Aí é um argentino falando, né? Um argentino que soube ser um grande papa. Aliás, tivemos nos últimos anos grandes papas.

Dom Odilo afirmou que o próximo poderá ser africano ou asiático. Acha que faria bem à Igreja sair do eixo eurocêntrico que dominou sua história?

Quem vai ser eleito não sei. É a primeira vez que participo, nem conheço todos os cardeais.

Mas, simbolicamente, a ideia o agrada?

Que [o sucessor] leve em consideração a Igreja como todo.

Vemos uma sangria de fiéis católicos, inclusive no Brasil. É algo com que a Igreja deva se preocupar?

Devemos nos preocupar mais com as pessoas que se dizem sem religião. Vivemos no mundo técnico-científico, com o pensamento virtual, a inteligência artificial. Isso tudo tem uma grande incidência quando se fala na dimensão da fé. Mas isso não significa que não possa haver um retorno. Aqui em Manaus, na Páscoa, foram batizados vários adultos. Temos recebido pessoas que têm voltado para a Igreja depois de um tempo ausente. Eu me preocupo é com a qualidade da nossa fé.

Francisco realizou o Sínodo da Amazônia, e em 2025 serão dez anos do “Laudato Si” [documento papal que aborda a emergência climática]. Esse caminho da igreja ecológica é sem volta?

Claro que temos pessoas que são contra, porque visam o dinheiro, o lucro e o ouro, por exemplo, no garimpo. Mas, graças às iniciativas de Francisco, tem crescido essa consciência da necessidade de cuidarmos melhor da casa comum. Isso é sem retorno hoje.

Francisco liderou enquanto o mundo via a ascensão de um populismo de direita, por vezes extremista, e também uma polarização forte.

Já no começo da Igreja, tivemos a diferença entre [os apóstolos] Pedro e Paulo. Mas eles não deixaram de dizer um ao outro o que pensavam. Podemos ser, entre aspas, adversários nas ideias. Isso até faz muito bem. Mas não podemos nos entender como inimigos, como tem acontecido na política, ou como um ou outro coloca o papa como inimigo da Igreja.

Francisco bateu de frente com o presidente dos EUA, Donald Trump, pela questão imigratória. O sr. julga importante persistir nesse tema?

Ele usou alguns verbos: acolher e integrar. Não era um embate com a pessoa do Trump, era um embate com a questão de não aceitar os migrantes, esquecendo que, no fundo, todos nós nas Américas, com exceção dos indígenas, somos migrantes.
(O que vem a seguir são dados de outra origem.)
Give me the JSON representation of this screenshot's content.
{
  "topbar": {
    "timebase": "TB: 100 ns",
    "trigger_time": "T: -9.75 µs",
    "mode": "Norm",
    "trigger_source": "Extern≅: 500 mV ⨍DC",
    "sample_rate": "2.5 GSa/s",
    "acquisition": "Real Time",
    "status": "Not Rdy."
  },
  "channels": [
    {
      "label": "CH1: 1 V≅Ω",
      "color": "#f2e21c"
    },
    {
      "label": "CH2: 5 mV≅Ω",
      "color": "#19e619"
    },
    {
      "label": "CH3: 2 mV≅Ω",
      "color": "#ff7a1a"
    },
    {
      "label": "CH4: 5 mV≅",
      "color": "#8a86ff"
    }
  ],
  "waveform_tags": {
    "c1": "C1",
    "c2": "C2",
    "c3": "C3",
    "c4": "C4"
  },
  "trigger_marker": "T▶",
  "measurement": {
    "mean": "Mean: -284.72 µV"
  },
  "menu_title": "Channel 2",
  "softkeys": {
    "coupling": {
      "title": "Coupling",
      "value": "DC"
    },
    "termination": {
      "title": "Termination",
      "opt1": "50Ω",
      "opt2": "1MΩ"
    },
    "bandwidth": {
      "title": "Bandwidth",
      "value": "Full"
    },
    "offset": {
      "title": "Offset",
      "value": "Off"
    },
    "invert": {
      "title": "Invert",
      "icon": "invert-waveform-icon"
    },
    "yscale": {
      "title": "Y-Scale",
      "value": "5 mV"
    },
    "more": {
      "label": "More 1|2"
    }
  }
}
Já que o sr. falou em acolhimento, esse papa foi visto como mais acolhedor em relação à comunidade LGBTQIA+.

Trabalhei um tempo numa grande cidade, e duas vezes por semana passava quase o dia todo no confessionário. [Pessoas LGBTQIA+] vinham, abriam a alma, e se percebia a grandeza humana delas. Como dizer que elas não podem estar presentes na vida da Igreja? Podemos ajudar as pessoas, porque existe muito sofrimento nisso tudo. É que normalmente, quando se fala de homossexualidade e outras questões, logo se fala num moralismo. Francisco teve essa quase ousadia de dizer “olha, são filhos e filhas de Deus, então vamos acolher.”


Dom Odilo falou aqui em São Paulo sobre a firmeza do papa contra a “chaga moral” que são as denúncias de abuso sexual no clero. Francisco fez o bastante em relação a esse tema?

Ele fez o que ninguém na sociedade fez. E não é uma questão interna na Igreja, não. É uma questão da sociedade. É claro que não podemos aceitar. Não se trata de uma questão meramente moral. Trata-se da dignidade da pessoa, que está também na sua sexualidade. O novo papa também levará adiante essa questão da Igreja estar cada vez mais atenta.


Raio-x | Dom Leonardo Ulrich Steiner, 74

Catarinense de Forquihinha, foi ordenado padre em 1978 por dom Paulo Evaristo Arns. Assumiu a Arquidiocese de Manaus em 2019, e três anos depois o papa Francisco o nomeou cardeal. Nos anos 2010, foi por duas temporadas secretário-geral da CNBB (Conferência Nacional dos Bispos do Brasil). É mestre e doutor em filosofia pelo Pontifício Ateneu Antoniano, em Roma.